[Python-checkins] cpython: Issue #24426: Fast searching optimization in regular expressions now works

serhiy.storchaka python-checkins at python.org
Sun Jun 21 13:07:18 CEST 2015


https://hg.python.org/cpython/rev/7e46a503dd16
changeset:   96622:7e46a503dd16
user:        Serhiy Storchaka <storchaka at gmail.com>
date:        Sun Jun 21 14:06:55 2015 +0300
summary:
  Issue #24426: Fast searching optimization in regular expressions now works
for patterns that starts with capturing groups.  Fast searching optimization
now can't be disabled at compile time.

files:
  Lib/sre_compile.py |  117 +++++++++++++++++++-------------
  Misc/NEWS          |    4 +
  Modules/_sre.c     |    3 -
  Modules/sre_lib.h  |   53 +++++++-------
  4 files changed, 99 insertions(+), 78 deletions(-)

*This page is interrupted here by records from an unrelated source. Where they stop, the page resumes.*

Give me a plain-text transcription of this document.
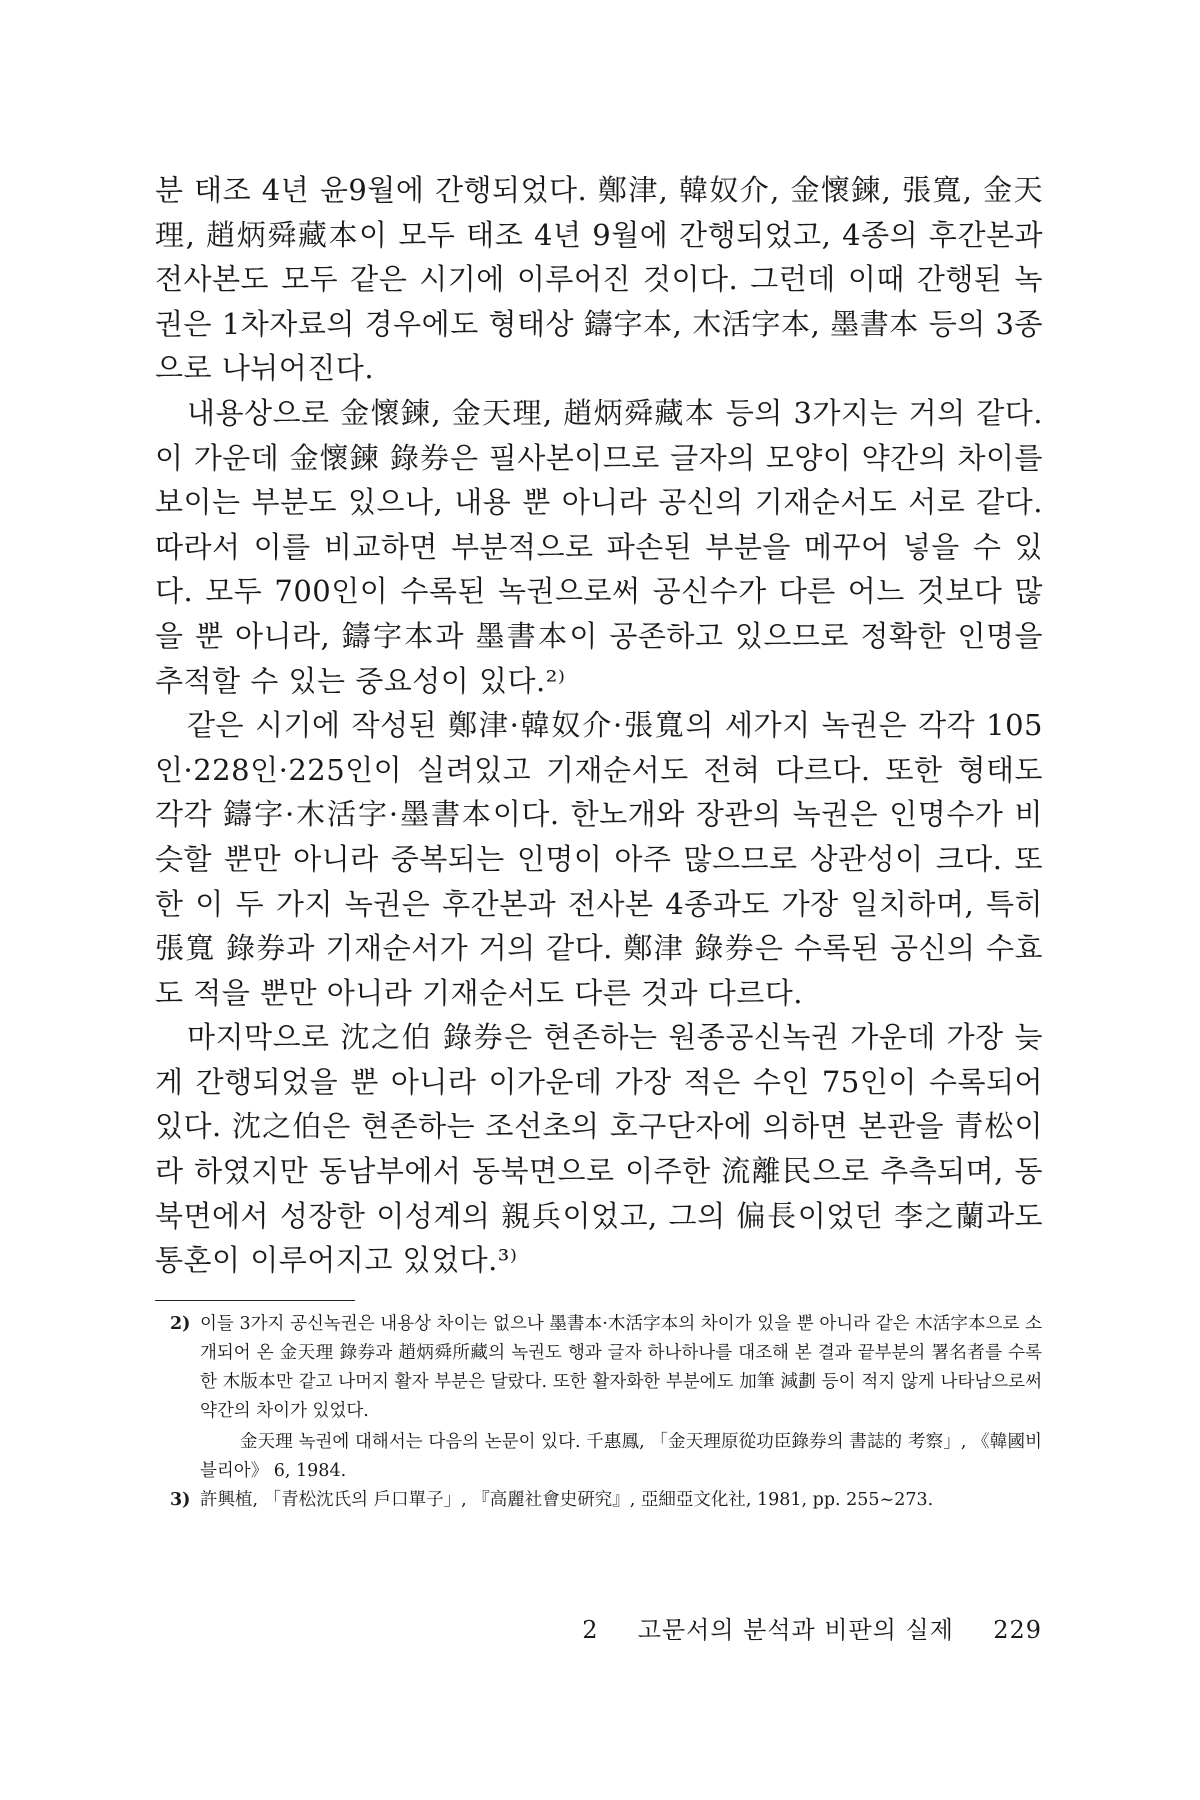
분 태조 4년 윤9월에 간행되었다. 鄭津, 韓奴介, 金懷鍊, 張寬, 金天理, 趙炳舜藏本이 모두 태조 4년 9월에 간행되었고, 4종의 후간본과 전사본도 모두 같은 시기에 이루어진 것이다. 그런데 이때 간행된 녹권은 1차자료의 경우에도 형태상 鑄字本, 木活字本, 墨書本 등의 3종으로 나뉘어진다.

내용상으로 金懷鍊, 金天理, 趙炳舜藏本 등의 3가지는 거의 같다. 이 가운데 金懷鍊 錄券은 필사본이므로 글자의 모양이 약간의 차이를 보이는 부분도 있으나, 내용 뿐 아니라 공신의 기재순서도 서로 같다. 따라서 이를 비교하면 부분적으로 파손된 부분을 메꾸어 넣을 수 있다. 모두 700인이 수록된 녹권으로써 공신수가 다른 어느 것보다 많을 뿐 아니라, 鑄字本과 墨書本이 공존하고 있으므로 정확한 인명을 추적할 수 있는 중요성이 있다.²⁾

같은 시기에 작성된 鄭津·韓奴介·張寬의 세가지 녹권은 각각 105인·228인·225인이 실려있고 기재순서도 전혀 다르다. 또한 형태도 각각 鑄字·木活字·墨書本이다. 한노개와 장관의 녹권은 인명수가 비슷할 뿐만 아니라 중복되는 인명이 아주 많으므로 상관성이 크다. 또한 이 두 가지 녹권은 후간본과 전사본 4종과도 가장 일치하며, 특히 張寬 錄券과 기재순서가 거의 같다. 鄭津 錄券은 수록된 공신의 수효도 적을 뿐만 아니라 기재순서도 다른 것과 다르다.

마지막으로 沈之伯 錄券은 현존하는 원종공신녹권 가운데 가장 늦게 간행되었을 뿐 아니라 이가운데 가장 적은 수인 75인이 수록되어 있다. 沈之伯은 현존하는 조선초의 호구단자에 의하면 본관을 青松이라 하였지만 동남부에서 동북면으로 이주한 流離民으로 추측되며, 동북면에서 성장한 이성계의 親兵이었고, 그의 偏長이었던 李之蘭과도 통혼이 이루어지고 있었다.³⁾

2) 이들 3가지 공신녹권은 내용상 차이는 없으나 墨書本·木活字本의 차이가 있을 뿐 아니라 같은 木活字本으로 소개되어 온 金天理 錄券과 趙炳舜所藏의 녹권도 행과 글자 하나하나를 대조해 본 결과 끝부분의 署名者를 수록한 木版本만 같고 나머지 활자 부분은 달랐다. 또한 활자화한 부분에도 加筆 減劃 등이 적지 않게 나타남으로써 약간의 차이가 있었다.

金天理 녹권에 대해서는 다음의 논문이 있다. 千惠鳳, 「金天理原從功臣錄券의 書誌的 考察」, 《韓國비블리아》 6, 1984.

3) 許興植, 「青松沈氏의 戶口單子」, 『高麗社會史硏究』, 亞細亞文化社, 1981, pp. 255~273.
2 고문서의 분석과 비판의 실제 229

diff --git a/Lib/sre_compile.py b/Lib/sre_compile.py
--- a/Lib/sre_compile.py
+++ b/Lib/sre_compile.py
@@ -409,57 +409,39 @@
             table[i] = idx + 1
     return table
 
-def _compile_info(code, pattern, flags):
-    # internal: compile an info block.  in the current version,
-    # this contains min/max pattern width, and an optional literal
-    # prefix or a character map
-    lo, hi = pattern.getwidth()
-    if hi > MAXCODE:
-        hi = MAXCODE
-    if lo == 0:
-        code.extend([INFO, 4, 0, lo, hi])
-        return
-    # look for a literal prefix
+def _get_literal_prefix(pattern):
+    # look for literal prefix
     prefix = []
     prefixappend = prefix.append
-    prefix_skip = 0
+    prefix_skip = None
+    got_all = True
+    for op, av in pattern.data:
+        if op is LITERAL:
+            prefixappend(av)
+        elif op is SUBPATTERN:
+            prefix1, prefix_skip1, got_all = _get_literal_prefix(av[1])

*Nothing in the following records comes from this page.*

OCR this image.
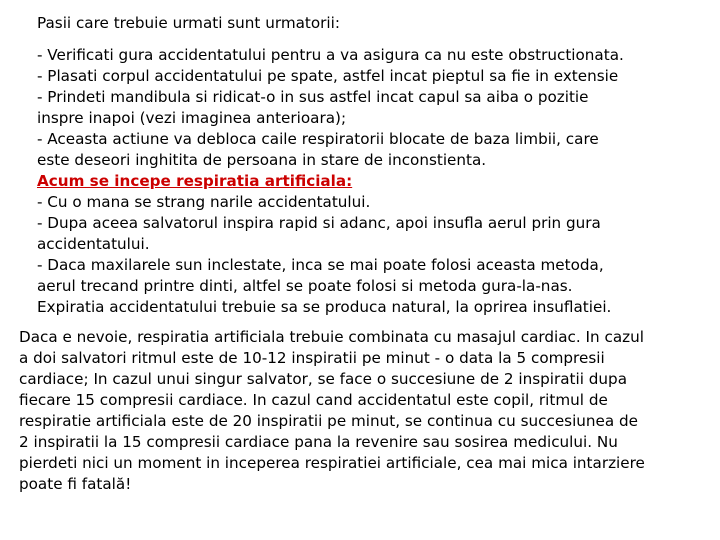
Pasii care trebuie urmati sunt urmatorii:
- Verificati gura accidentatului pentru a va asigura ca nu este obstructionata.
- Plasati corpul accidentatului pe spate, astfel incat pieptul sa fie in extensie
- Prindeti mandibula si ridicat-o in sus astfel incat capul sa aiba o pozitie
inspre inapoi (vezi imaginea anterioara);
- Aceasta actiune va debloca caile respiratorii blocate de baza limbii, care
este deseori inghitita de persoana in stare de inconstienta.
Acum se incepe respiratia artificiala:
- Cu o mana se strang narile accidentatului.
- Dupa aceea salvatorul inspira rapid si adanc, apoi insufla aerul prin gura
accidentatului.
- Daca maxilarele sun inclestate, inca se mai poate folosi aceasta metoda,
aerul trecand printre dinti, altfel se poate folosi si metoda gura-la-nas.
Expiratia accidentatului trebuie sa se produca natural, la oprirea insuflatiei.
Daca e nevoie, respiratia artificiala trebuie combinata cu masajul cardiac. In cazul
a doi salvatori ritmul este de 10-12 inspiratii pe minut - o data la 5 compresii
cardiace; In cazul unui singur salvator, se face o succesiune de 2 inspiratii dupa
fiecare 15 compresii cardiace. In cazul cand accidentatul este copil, ritmul de
respiratie artificiala este de 20 inspiratii pe minut, se continua cu succesiunea de
2 inspiratii la 15 compresii cardiace pana la revenire sau sosirea medicului. Nu
pierdeti nici un moment in inceperea respiratiei artificiale, cea mai mica intarziere
poate fi fatală!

+            if prefix_skip is None:
+                if av[0] is not None:
+                    prefix_skip = len(prefix)

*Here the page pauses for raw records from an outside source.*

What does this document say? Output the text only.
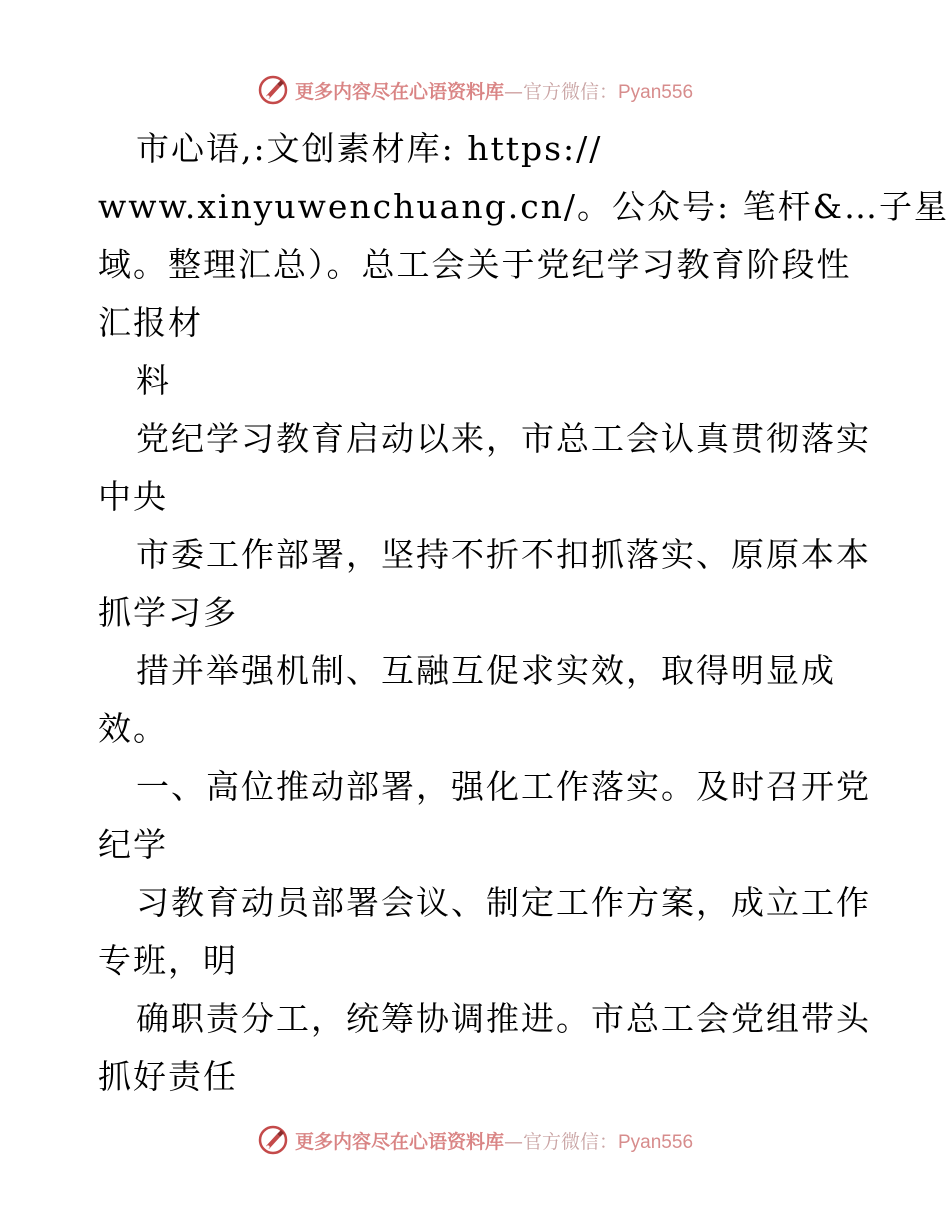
更多内容尽在心语资料库—官方微信：Pyan556
市心语,:文创素材库: https://
www.xinyuwenchuang.cn/。公众号: 笔杆&…子星
域。整理汇总）。总工会关于党纪学习教育阶段性
汇报材
料
党纪学习教育启动以来，市总工会认真贯彻落实
中央
市委工作部署，坚持不折不扣抓落实、原原本本
抓学习多
措并举强机制、互融互促求实效，取得明显成
效。
一、高位推动部署，强化工作落实。及时召开党
纪学
习教育动员部署会议、制定工作方案，成立工作
专班，明
确职责分工，统筹协调推进。市总工会党组带头
抓好责任
更多内容尽在心语资料库—官方微信：Pyan556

+                elif prefix_skip1 is not None:
+                    prefix_skip = len(prefix) + prefix_skip1
+            prefix.extend(prefix1)
+            if not got_all:
+                break
+        else:
+            got_all = False
+            break
+    return prefix, prefix_skip, got_all
+
+def _get_charset_prefix(pattern):
     charset = [] # not used
     charsetappend = charset.append
-    if not (flags & SRE_FLAG_IGNORECASE):
-        # look for literal prefix
-        for op, av in pattern.data:
+    if pattern.data:
+        op, av = pattern.data[0]
+        if op is SUBPATTERN and av[1]:
+            op, av = av[1][0]
             if op is LITERAL:
-                if len(prefix) == prefix_skip:
-                    prefix_skip = prefix_skip + 1
-                prefixappend(av)
-            elif op is SUBPATTERN and len(av[1]) == 1:
-                op, av = av[1][0]
-                if op is LITERAL:
-                    prefixappend(av)
-                else:
-                    break
-            else:
-                break
-        # if no prefix, look for charset prefix
-        if not prefix and pattern.data:
-            op, av = pattern.data[0]
-            if op is SUBPATTERN and av[1]:
-                op, av = av[1][0]
-                if op is LITERAL:
-                    charsetappend((op, av))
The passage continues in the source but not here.